Catherine STEWART
The Colour of Courtship
28 June - 01 August 2009
(Murray Edwards College, University of Cambridge)

Introduction

In the Temporary Exhibitions Space at the New Hall Art Collection, Murray Edwards College, University of Cambridge.

Using songbird specimens from the Beaty Biodiversity Museum at the University of British Columbia, this Vancouver-based artist explores the vast spectrum of colour that is known to play a significant role in the courtship rituals of many species - a topic that Charles Darwin described extensively in his publication *Descent of Man and Selection in Relation to Sex* (1871). This series of lush and sensuous images magnify details in avian plumage and reveal a multitude of rich and varied hues that combine to create the overall colours, textures and patterns observed when viewing birds in nature.

Open: 5 July - 1 August 2009, every day 10.00am - 6.00pm

New Hall Art Collection
Murray Edwards College
Huntingdon Road
Cambridge, CB3 0DF
Tel: 01223 769404

art@newhall.cam.ac.uk

www.art.newhall.cam.ac.uk

Artst's talk: Tuesday 7 July 6.00pm, Vivian Stewart Lecture Theatre

Artist's Statement

While sourcing material for a previous series, I had the good fortune of being able to access the biological collections at the University of British Columbia. I was captivated by the contents of storage drawers full of carefully arranged specimens and amazed by the highly rigourous nature of zoological curatorial practice. The colourful song bird collection was particularly breathtaking and became the 'raw material' for this series.

I chose to focus on the colour differentiation between the sexes - a topic that Charles Darwin researched and described extensively in his second book on evolutionary theory Descent of Man, and Selection in Relation to Sex (1871). This series of photographic images magnify details in bird plumage and reveal a multitude of rich and varied hues that combine to create the overall colours, textures and patterns observed when viewing birds in nature.

Traditional wildlife imaging, including scientific documentation of bird species, is usually done through careful hand rendering or telescopic photography of live creatures in natural settings. Breaking away from these traditions, these 'wildlife' images are of museum song bird specimens arranged outside the context of nature. Their deceased state and poignant silence bring a sense of pathos to the work and act as a reminder that the sight and sound of songbirds may become a rare experience as avian populations across the planet plummet because of environmental degradation. Yet, there is also a sense of hope - a fragile hope, conveyed by the presence of eggs, some broken, some not.

These images of carefully prepared specimens with their tags filled with detailed information allude to the painstaking nature of research in the zoological sciences - the kind of precise and disciplined work that led Darwin to his ground-breaking insights. However, the predominant theme that surfaced in this body of work over the course of its creation became the ceaseless, tragic, yet beautiful cycle of sex, birth, life and death that plays out for all species in response to both intrinsic and external forces and the underlying laws of nature - laws that Charles Darwin sought to uncover in his life's work.

Catherine M. Stewart

Notes

The Colour of Courtship was designed for and exhibited in conjunction with the Cambridge Darwin Festival under the auspices of the New Hall Art Collection at Murray Edwards College, University of Cambridge, in July 2009.

I would like to acknowledge the generous assistance of curator Dr.
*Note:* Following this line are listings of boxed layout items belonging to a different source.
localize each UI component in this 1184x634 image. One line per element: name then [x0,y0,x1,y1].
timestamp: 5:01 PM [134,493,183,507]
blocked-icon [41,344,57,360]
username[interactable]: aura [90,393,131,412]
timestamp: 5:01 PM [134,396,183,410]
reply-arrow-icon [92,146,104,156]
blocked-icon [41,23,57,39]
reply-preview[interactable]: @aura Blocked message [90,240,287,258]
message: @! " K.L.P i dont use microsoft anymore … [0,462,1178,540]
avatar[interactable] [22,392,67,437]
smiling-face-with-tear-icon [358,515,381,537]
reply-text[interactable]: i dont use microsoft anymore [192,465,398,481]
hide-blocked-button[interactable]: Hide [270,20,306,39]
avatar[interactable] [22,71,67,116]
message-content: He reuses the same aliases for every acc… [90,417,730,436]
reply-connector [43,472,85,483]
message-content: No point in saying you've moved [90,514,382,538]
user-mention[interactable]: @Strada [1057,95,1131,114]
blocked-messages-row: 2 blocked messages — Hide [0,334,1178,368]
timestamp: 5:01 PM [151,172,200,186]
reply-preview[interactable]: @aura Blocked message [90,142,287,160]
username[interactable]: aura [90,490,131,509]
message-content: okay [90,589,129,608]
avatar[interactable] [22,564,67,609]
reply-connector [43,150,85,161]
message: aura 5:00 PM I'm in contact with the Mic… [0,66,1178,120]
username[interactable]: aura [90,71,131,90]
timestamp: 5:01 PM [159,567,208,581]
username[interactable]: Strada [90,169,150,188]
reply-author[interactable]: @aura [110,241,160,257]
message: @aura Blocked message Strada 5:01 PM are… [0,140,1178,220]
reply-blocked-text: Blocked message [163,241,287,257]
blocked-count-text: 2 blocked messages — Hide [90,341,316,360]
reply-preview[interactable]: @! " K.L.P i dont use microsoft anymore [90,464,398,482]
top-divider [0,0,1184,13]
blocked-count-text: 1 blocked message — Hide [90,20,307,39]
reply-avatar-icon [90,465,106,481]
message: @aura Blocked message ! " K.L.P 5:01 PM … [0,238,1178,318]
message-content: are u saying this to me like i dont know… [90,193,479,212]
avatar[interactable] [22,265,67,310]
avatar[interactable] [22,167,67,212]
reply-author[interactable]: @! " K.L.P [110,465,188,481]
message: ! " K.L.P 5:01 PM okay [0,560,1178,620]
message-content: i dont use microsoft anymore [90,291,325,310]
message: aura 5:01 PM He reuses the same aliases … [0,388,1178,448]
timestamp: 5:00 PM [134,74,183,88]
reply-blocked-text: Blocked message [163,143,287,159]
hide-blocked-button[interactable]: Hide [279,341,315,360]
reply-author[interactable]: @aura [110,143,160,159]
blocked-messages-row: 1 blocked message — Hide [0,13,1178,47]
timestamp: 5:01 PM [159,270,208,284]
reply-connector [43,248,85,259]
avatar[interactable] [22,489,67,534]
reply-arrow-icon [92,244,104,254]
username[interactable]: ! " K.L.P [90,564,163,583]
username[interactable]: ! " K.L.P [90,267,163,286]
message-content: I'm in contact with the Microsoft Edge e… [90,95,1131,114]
Rex Kenner of the Cowan Vertebrate Collection in the Beaty Biodiversity Museum at the University of British Columbia.

Catherine Stewart first exhibited in Cambridge in 2002. Two suites of prints, *Copernican Notes* (using pages from *Revolutionibus Caelestibus*) and *Elements of Grace* (inspired by diagrams from Isaac Newton's *Principia Mathematica*), were shown at the Isaac Newton Institute for Mathematical Sciences. *Copernican Notes* was shown in 2004 at the Edinburgh Printmakers Gallery, to co-incide with the Edinburgh International Science Festival; and at the Glasgow Science Centre (in association with Hughson Gallery).

Since then Stewart has completed a further suite of prints titled *Natural Affinities* - inspired by Charles Darwin's *On the Origin of Species*.

*The Colour of Courtship* is available for exhibition in the UK following the Cambridge (Murray Edwards College) showing 5 July - 1 August 2009.